Amy Mallow ’02 didn’t suspect anything when her principal texted her one night to say she had called a “data meeting” at 9:15 the next morning.
Mallow, a second grade teacher at Huddleston Elementary School in Bedford County, Virginia, has a new position at the school, where she works with data to help kids who are struggling. “I’m data driven, I live for data,” she said.
She texted back, “OK, no problem,” but when she arrived at the “meeting,” she found the entire school and a TV news crew were there. That’s when she learned she is Virginia’s Region 5 Teacher of the Year, making her a finalist for the 2020 statewide award.
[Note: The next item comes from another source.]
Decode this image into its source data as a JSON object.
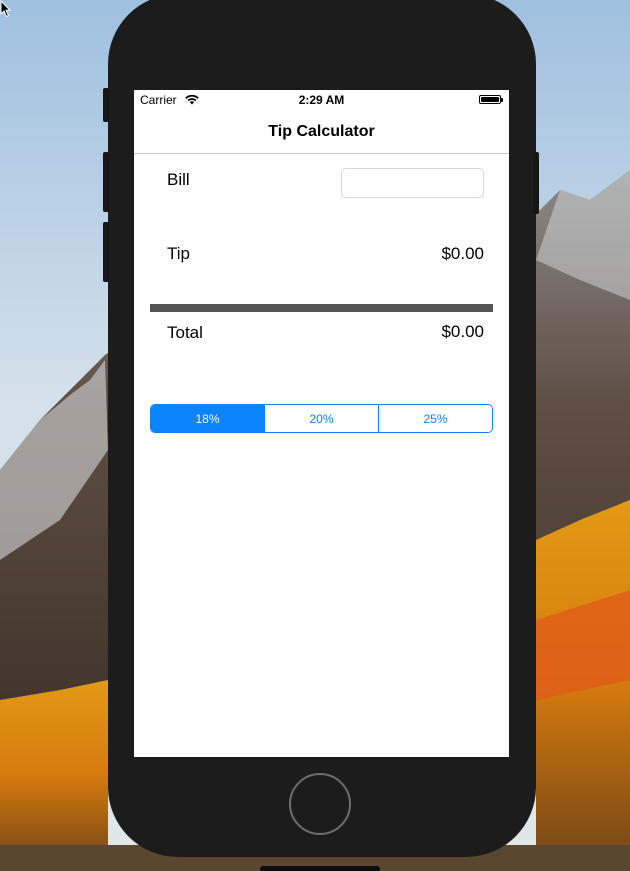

“I was shocked,” Mallow said. “It’s a huge honor, completely unexpected. There are so many people who are good teachers and it is really a big honor to be chosen to represent the region because I’m sure that there’s somebody out there who’s better than me. I just happened to be chosen this time.
“I’m very thankful. It’s definitely a blessing. Teaching is a blessing. I’m where I’m supposed to be. This is where I’m supposed to be.”
Mallow, who has a bachelor’s degree in child development from Lynchburg, got into teaching honestly, so to speak. Her mother, father, and stepmother are all teachers. “I saw what good teaching looks like, what dedicated teachers did and how hard it was,” she said. “Late nights and grading papers and lesson planning. … I saw what they had to put into their work.”
Her first grade teacher, Miss Barbara Bias, inspired her, too. Miss Bias had a “beehive” hairdo and was “always enthusiastic,” Mallow said. “She challenged us every day. The work was not easy — it was high-caliber work — and she expected quality. Her expectations were high and she was excited about being at the school.”
While Mallow said, “part of me said I’d love to do that,’ she initially majored in business and Spanish at Lynchburg College. As she went down that path, however, she started thinking, “This is not what I want for my life. I don’t want to crunch numbers or sit in a cubicle. I have to talk and be around other people.”
She decided she wanted to be a teacher and told her parents, who weren’t at all surprised. “They said, ‘We knew it. We knew you were going to be a teacher,’” Mallow said. “My stepmom is pretty supportive and she said, ‘We knew, when you were 7, 8, 9 years old, when you were lining up your teddy bears and making them flashcards on your bed at night. We knew. Don’t fight it. Do it and love it. Put your whole heart into it because that’s what the kids need.’
“That’s when I started and I’ve been loving it ever since.”